Intimate Bonds illuminates how slaves and free people of color challenged the hardening racial and social hierarchies of the eighteenth century. . . . The well-crafted blend of deep archival research and insightful prose makes Intimate Bonds a terrific addition to seminars on race, colonialism, and gender, as well as the Atlantic World, early America, early Latin America, and France.--Journal of Social History Palmer's sensitive readings, rich analysis, and fascinating microhistories make the book a great read--a must-read, in fact--for anyone interested in questions of power, racial identity, and gender dynamics in the Atlantic World.--American Historical Review The author's greatest strength lies in her ability to utilize multiple sources to provide a macro overview of changing French and colonial political and social practices while simultaneously foregrounding the very personal experiences of several families. . . . At all times Palmer writes with great lucidity, and her prose is engaging from the first page.--Journal of Eighteenth-Century Studies Intimate Bonds is an impressive work of research exploring how individuals and families in the eighteenth-century French Atlantic were affected by, responded to, and shaped notions of race, slavery, gender, family, and empire.

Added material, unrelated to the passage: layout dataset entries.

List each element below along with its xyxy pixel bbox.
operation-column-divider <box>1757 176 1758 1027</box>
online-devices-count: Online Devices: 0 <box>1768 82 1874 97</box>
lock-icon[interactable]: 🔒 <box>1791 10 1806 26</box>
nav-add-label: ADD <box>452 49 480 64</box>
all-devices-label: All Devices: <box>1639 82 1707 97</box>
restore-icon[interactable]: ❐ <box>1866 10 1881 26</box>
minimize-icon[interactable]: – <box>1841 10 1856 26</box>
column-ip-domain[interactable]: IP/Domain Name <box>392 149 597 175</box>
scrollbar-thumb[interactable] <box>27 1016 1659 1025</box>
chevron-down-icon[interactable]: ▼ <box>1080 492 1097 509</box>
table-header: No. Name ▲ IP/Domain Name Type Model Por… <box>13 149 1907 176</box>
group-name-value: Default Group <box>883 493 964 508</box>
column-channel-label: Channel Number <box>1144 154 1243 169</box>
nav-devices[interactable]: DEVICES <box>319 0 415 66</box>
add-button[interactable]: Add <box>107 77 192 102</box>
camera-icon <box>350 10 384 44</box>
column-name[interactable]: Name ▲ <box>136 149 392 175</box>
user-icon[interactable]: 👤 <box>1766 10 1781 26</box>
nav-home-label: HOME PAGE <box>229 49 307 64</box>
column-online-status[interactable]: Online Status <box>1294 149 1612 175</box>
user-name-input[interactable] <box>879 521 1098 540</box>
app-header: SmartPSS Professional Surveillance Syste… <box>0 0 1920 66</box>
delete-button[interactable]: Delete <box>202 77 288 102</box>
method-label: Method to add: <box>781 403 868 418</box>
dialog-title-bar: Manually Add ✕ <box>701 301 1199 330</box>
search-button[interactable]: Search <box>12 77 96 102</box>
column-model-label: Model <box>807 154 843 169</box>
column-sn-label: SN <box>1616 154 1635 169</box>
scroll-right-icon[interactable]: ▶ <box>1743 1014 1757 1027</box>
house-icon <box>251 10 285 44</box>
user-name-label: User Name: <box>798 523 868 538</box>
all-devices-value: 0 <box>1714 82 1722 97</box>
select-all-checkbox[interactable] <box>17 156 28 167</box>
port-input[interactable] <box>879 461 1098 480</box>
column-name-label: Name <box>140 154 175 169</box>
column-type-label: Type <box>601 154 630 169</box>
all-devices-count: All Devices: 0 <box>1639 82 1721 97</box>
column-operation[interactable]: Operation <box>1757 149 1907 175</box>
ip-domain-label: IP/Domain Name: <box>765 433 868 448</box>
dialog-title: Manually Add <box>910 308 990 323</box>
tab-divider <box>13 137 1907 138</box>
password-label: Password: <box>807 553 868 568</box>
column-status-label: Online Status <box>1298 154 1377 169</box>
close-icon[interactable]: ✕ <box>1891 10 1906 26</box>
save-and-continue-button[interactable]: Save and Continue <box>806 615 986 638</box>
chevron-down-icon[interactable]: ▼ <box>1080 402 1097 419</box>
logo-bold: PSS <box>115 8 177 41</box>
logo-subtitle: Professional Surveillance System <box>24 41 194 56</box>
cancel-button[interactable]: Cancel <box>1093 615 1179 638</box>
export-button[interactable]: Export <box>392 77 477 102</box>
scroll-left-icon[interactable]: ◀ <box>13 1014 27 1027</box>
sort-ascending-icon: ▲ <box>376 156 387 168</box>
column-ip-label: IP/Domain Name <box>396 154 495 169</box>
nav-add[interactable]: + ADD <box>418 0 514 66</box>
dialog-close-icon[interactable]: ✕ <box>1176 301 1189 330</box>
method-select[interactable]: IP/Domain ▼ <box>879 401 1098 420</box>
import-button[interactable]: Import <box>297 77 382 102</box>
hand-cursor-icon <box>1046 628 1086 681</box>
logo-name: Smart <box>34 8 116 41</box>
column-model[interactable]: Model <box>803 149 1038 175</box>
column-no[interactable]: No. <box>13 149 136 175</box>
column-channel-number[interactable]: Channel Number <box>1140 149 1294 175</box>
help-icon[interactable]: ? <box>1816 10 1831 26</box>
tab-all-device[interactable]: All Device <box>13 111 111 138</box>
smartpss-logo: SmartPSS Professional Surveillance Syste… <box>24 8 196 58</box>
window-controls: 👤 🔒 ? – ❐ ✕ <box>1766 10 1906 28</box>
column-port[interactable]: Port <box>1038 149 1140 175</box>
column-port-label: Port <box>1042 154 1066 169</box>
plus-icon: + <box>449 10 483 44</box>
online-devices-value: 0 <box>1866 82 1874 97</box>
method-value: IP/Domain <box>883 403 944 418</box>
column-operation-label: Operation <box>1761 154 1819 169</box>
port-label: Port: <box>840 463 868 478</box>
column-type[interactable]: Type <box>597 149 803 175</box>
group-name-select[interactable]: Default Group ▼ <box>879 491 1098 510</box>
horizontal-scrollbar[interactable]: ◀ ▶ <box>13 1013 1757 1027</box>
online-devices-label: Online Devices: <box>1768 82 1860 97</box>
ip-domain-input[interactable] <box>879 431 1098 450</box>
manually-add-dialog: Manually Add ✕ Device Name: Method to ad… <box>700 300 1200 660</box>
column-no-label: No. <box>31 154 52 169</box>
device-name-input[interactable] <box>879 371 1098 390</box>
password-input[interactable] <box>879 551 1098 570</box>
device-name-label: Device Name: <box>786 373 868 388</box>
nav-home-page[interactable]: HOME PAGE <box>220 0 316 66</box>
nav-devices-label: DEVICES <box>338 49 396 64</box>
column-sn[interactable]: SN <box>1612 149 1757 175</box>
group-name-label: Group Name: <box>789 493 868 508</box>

It creatively examines how intimacies shaped the construction of all these notions . . . [A] very compelling new book that will challenge the ways scholars think about race, slavery, gender, family, and empire in the French context.--William and Mary Quarterly Intimate Bonds is a deeply-researched book that offers an important intervention in the fields of early modern French and French Atlantic history. Analyzing a broader range of actors than previous historians, Jennifer L. Palmer sheds important new light on the contested, constructed, and shifting meanings of 'race' in the French Atlantic world.--Brett Rushforth, University of Oregon A striking and original study that will engage both scholars and students in its vivid exploration of families and people in eighteenth-century Atlantic France. Extensive and detailed archival research undergirds each narrative gem. The prose is simple and lively, hiding the author's hard work of empirically verifying familial and historical connections.--Sue Peabody, Washington State University


Author Information

Jennifer L. Palmer is Associate Professor of History at the University of Georgia.